I have very fond memories of my grandparents farm in Dixie outside of Walla Walla, Washington. My brother and I spent weeks there every summer from the time I was 6 until 15. And every summer I would spend the beginning of my visit almost ritualisically going through their house and over the property looking at playthings and pictures that had made an impression on me in past years. We moved so much when I was younger that it was a nice feeling to know that their farm was frozen in time. Heck, when I was in college they still had pictures of chickens I had drawn and taped real chicken feathers to on their fridge. Over time I would stop checking in on certain toys I had outgrown in favor of more grown up things but it was a nice feeling to know that I could go to those stuffed animals and games anytime I wanted. One of those things, silly as it sounds, was 3 different decks of playing cards. Why playing cards you ask? My gramma didn't have just any old playing card decks. Being from Reno, I was used to casino decks with the edges notched off and plain, old boring casino backs.

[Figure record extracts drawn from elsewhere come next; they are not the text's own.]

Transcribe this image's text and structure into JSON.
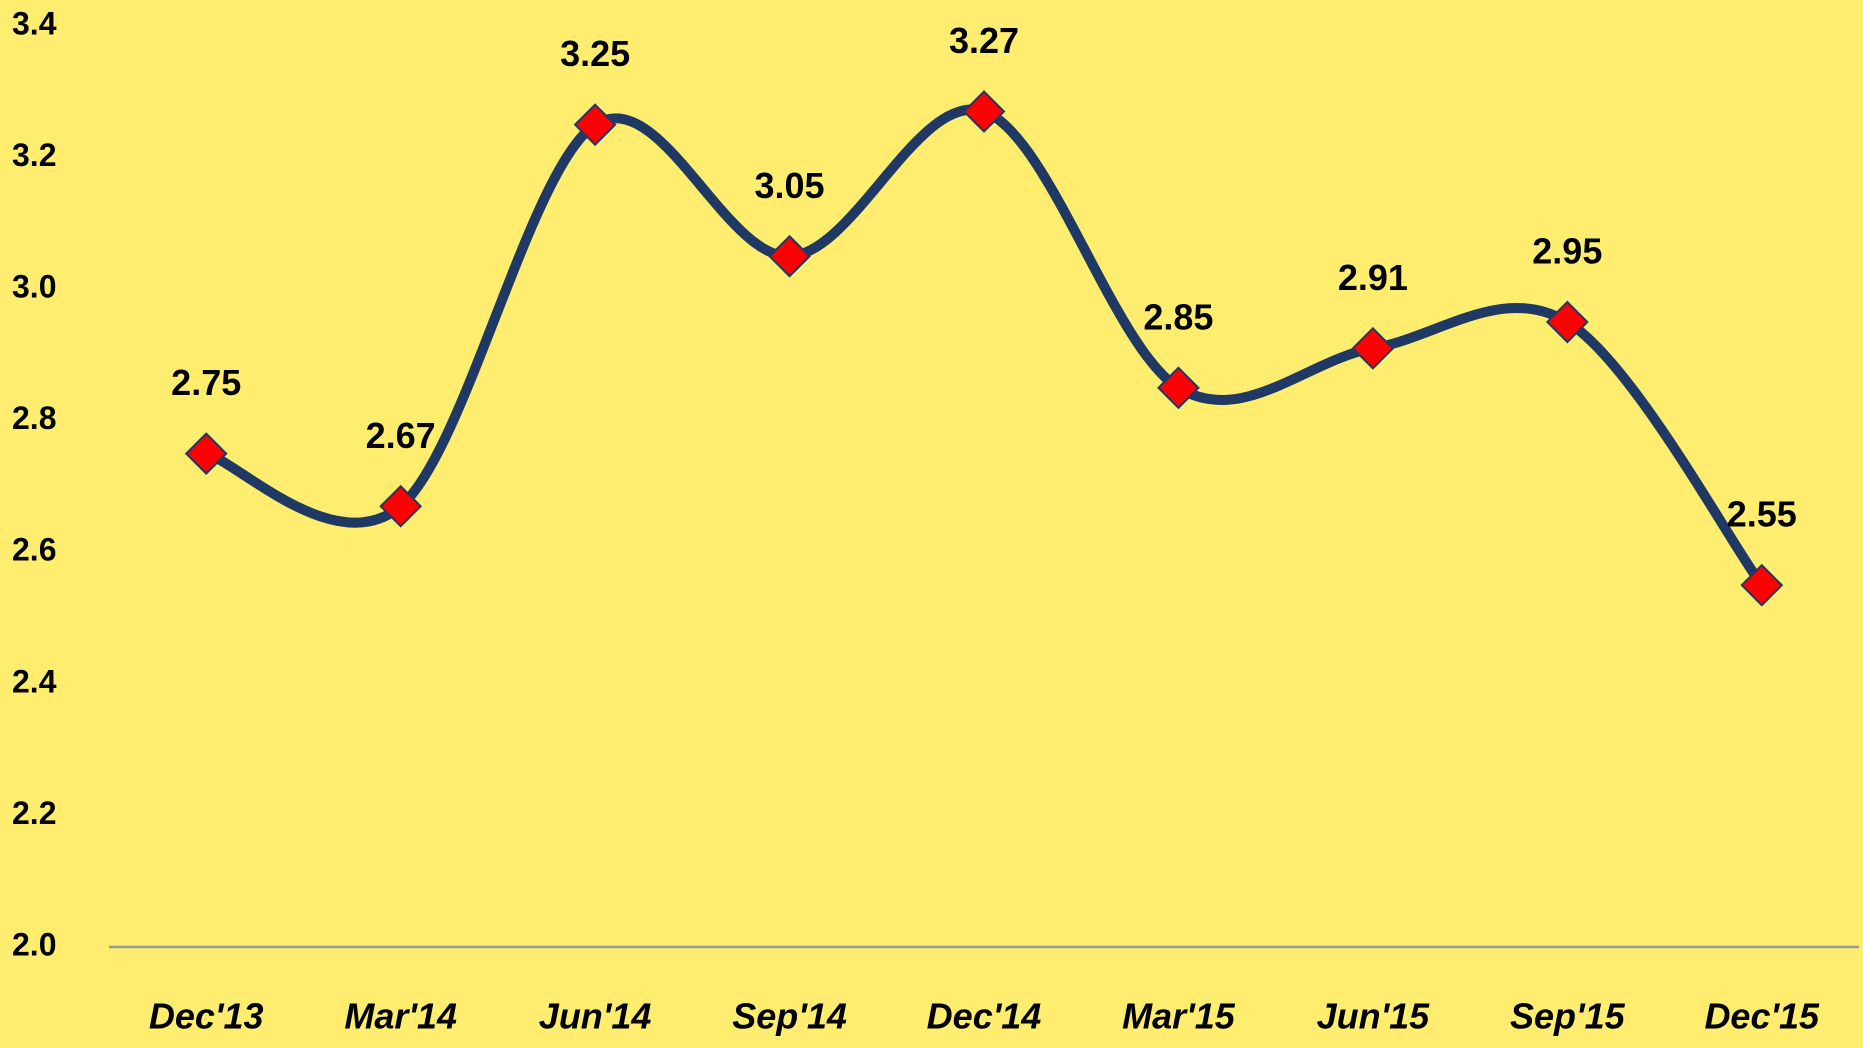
{
  "chart_data": {
    "type": "line",
    "categories": [
      "Dec'13",
      "Mar'14",
      "Jun'14",
      "Sep'14",
      "Dec'14",
      "Mar'15",
      "Jun'15",
      "Sep'15",
      "Dec'15"
    ],
    "series": [
      {
        "name": "Value",
        "color": "#1f3864",
        "marker_color": "#ff0000",
        "values": [
          2.75,
          2.67,
          3.25,
          3.05,
          3.27,
          2.85,
          2.91,
          2.95,
          2.55
        ]
      }
    ],
    "ylim": [
      2,
      3.4
    ],
    "yticks": [
      {
        "value": 2,
        "label": "2.0"
      },
      2.2,
      2.4,
      2.6,
      2.8,
      {
        "value": 3,
        "label": "3.0"
      },
      3.2,
      3.4
    ],
    "grid": false,
    "smooth": true
  }
}
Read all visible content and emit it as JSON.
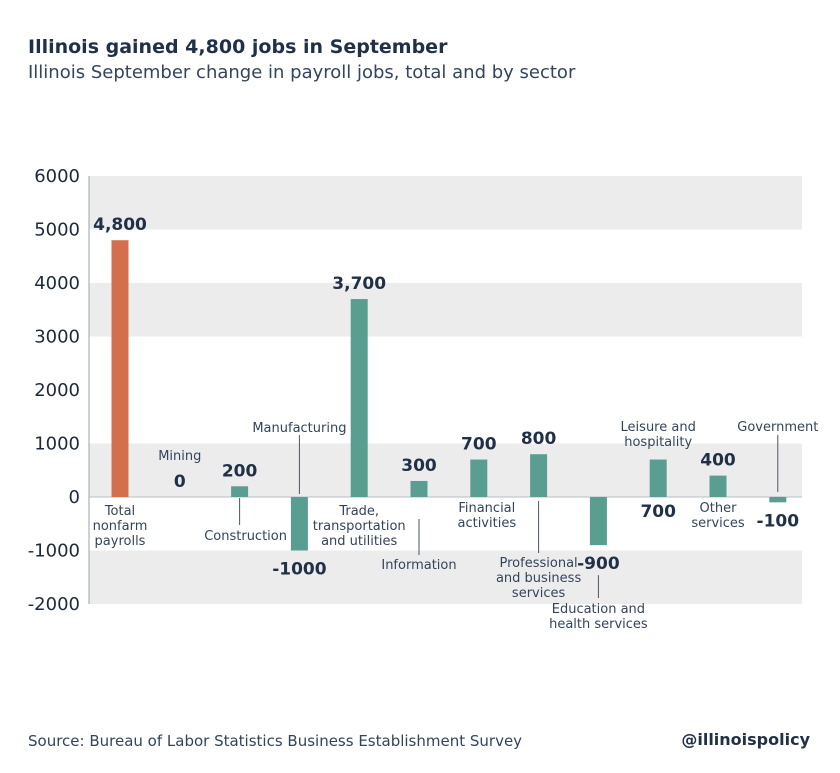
{
  "header": {
    "title": "Illinois gained 4,800 jobs in September",
    "subtitle": "Illinois September change in payroll jobs, total and by sector"
  },
  "footer": {
    "source": "Source: Bureau of Labor Statistics Business Establishment Survey",
    "handle": "@illinoispolicy"
  },
  "colors": {
    "total_bar": "#d46f4d",
    "sector_bar": "#5a9e92",
    "band": "#ececec",
    "text": "#1f3047"
  },
  "chart_data": {
    "type": "bar",
    "title": "Illinois gained 4,800 jobs in September",
    "subtitle": "Illinois September change in payroll jobs, total and by sector",
    "xlabel": "",
    "ylabel": "",
    "ylim": [
      -2000,
      6000
    ],
    "yticks": [
      "6000",
      "5000",
      "4000",
      "3000",
      "2000",
      "1000",
      "0",
      "-1000",
      "-2000"
    ],
    "grid": "alternating horizontal bands",
    "categories": [
      "Total nonfarm payrolls",
      "Mining",
      "Construction",
      "Manufacturing",
      "Trade, transportation and utilities",
      "Information",
      "Financial activities",
      "Professional and business services",
      "Education and health services",
      "Leisure and hospitality",
      "Other services",
      "Government"
    ],
    "category_label_lines": [
      [
        "Total",
        "nonfarm",
        "payrolls"
      ],
      [
        "Mining"
      ],
      [
        "Construction"
      ],
      [
        "Manufacturing"
      ],
      [
        "Trade,",
        "transportation",
        "and utilities"
      ],
      [
        "Information"
      ],
      [
        "Financial",
        "activities"
      ],
      [
        "Professional",
        "and business",
        "services"
      ],
      [
        "Education and",
        "health services"
      ],
      [
        "Leisure and",
        "hospitality"
      ],
      [
        "Other",
        "services"
      ],
      [
        "Government"
      ]
    ],
    "values": [
      4800,
      0,
      200,
      -1000,
      3700,
      300,
      700,
      800,
      -900,
      700,
      400,
      -100
    ],
    "value_labels": [
      "4,800",
      "0",
      "200",
      "-1000",
      "3,700",
      "300",
      "700",
      "800",
      "-900",
      "700",
      "400",
      "-100"
    ]
  }
}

My gramma's decks had a boy dressed almost like the famous "Blue Boy" painting (except not in blue) with his puppy in a fancy garden, a candle in a unusual candleholder with a little deer standing next to it and this one, a beautiful little blond cherub girl.
When I was little I didn't dare do anything but hold these cards and look at them. They were so crisp and shiny that they were more like works of art then a game. And every year I would open the cabinet they sat in (in their unusual card holder--a two sectioned box with a lift away lid, not at all like the holder you slid your cards into and closed the lid on) to see if they looked like they had been used. I think if they had shown any signs of wear I would have picked them up and played with them. When I got older I would pick up the decks, weed out the ones with the little girl and play Solitaire with them.
My grampa died in 2001 and I made the trek up with my family to clean out the house. My gramma was in a nursing home at this point and wasn't able to give us much in the way of direction as to what to do with her belongings. So we went through and tried to decide what was junk and what meant something to us. And it was hard because I had become attached to a lot of junk in their place over the years. I opened the drawer where she kept her cards. They aren't junk I told myself and scooped them up to put in my box. They're here in my house now and of the three decks, there isn't one complete set. I should throw them away. And they're still there.
So, Lexy saw the two sectioned card holder for the first time a few weeks ago and started to dig. She comes to me with the little girl, "Mommy, is this me?" HA! It *does* look like her. I find it ironic that for years I was drawn to the beautiful little blond girl on the playing card and now the beautiful little blond girl lives with me.